Couch Tag
by Jesse Reklaw
-In this book there's a lot of pain and chaos in Jesse's memory and in his family. He uses an ironic scheme to organize the story of instability--playful, peaceful objects like games and animals and toys. On another level, in the book there's the thing where you try to figure out who you are in relation to the Others you bounce off—family, friends—and who shape you, and it feels like he's trying to triangulate himself in relation to these other people. It can be a difficult process in the best of times, but especially when your family has troubles. As you grow older you try to figure out yourself in relation to abstract ordering schemes you read about, like in comics, philosophy, or what it means to be an "artist." In the "Fred Robinson story" the friendship and creative collaborative relationship between him and another guy grows organically around some arbitrary organizing devices, and it seems like those were good times. Late in the book he twice tells anecdotes in which there are organizing schemes which lead to him taking the position of “nothing” (in psychological testing + Greek numerology) or adopting the nickname "Nothing." This instinct to sublimate life into metaphors and symbols is responsible for the book itself, and is a recognition of new possibilities for coping. In the final story he uses the alphabet, and his calm, quiet—almost too quiet—cartooning style gets noisier and frantically layered. There's this feeling like the manic energy is straining to break through the ordered arrangement of the comics grid and the storytelling devices. I'm not sure how to read that change in style, in terms of what it is an expression of. [later addition: looks like it's arthritis.] It threatens to bring the whole house down around it, or become something other than an orderly comics page.

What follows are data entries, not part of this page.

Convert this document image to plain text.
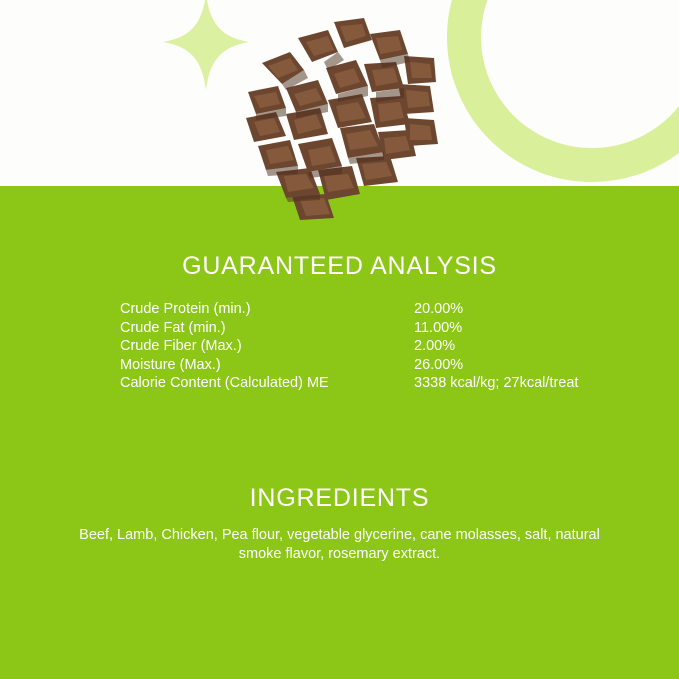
GUARANTEED ANALYSIS
Crude Protein (min.)	20.00%
Crude Fat (min.)	11.00%
Crude Fiber (Max.)	2.00%
Moisture (Max.)	26.00%
Calorie Content (Calculated) ME	3338 kcal/kg; 27kcal/treat
INGREDIENTS
Beef, Lamb, Chicken, Pea flour, vegetable glycerine, cane molasses, salt, natural smoke flavor, rosemary extract.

It’s a fun style to look at, in the sense that there’s a lot of new psychedelic levels through which to look at the panels, but I don’t think you want to go too far down that path, or else the comic as a readable balance of mark-making and symbol will start to break down. There’s a lot of energy hidden, pent up, in Reklaw’s older normal “square” cartooning style, and it’s starting to bust out and become unpredictable, more like he is in person.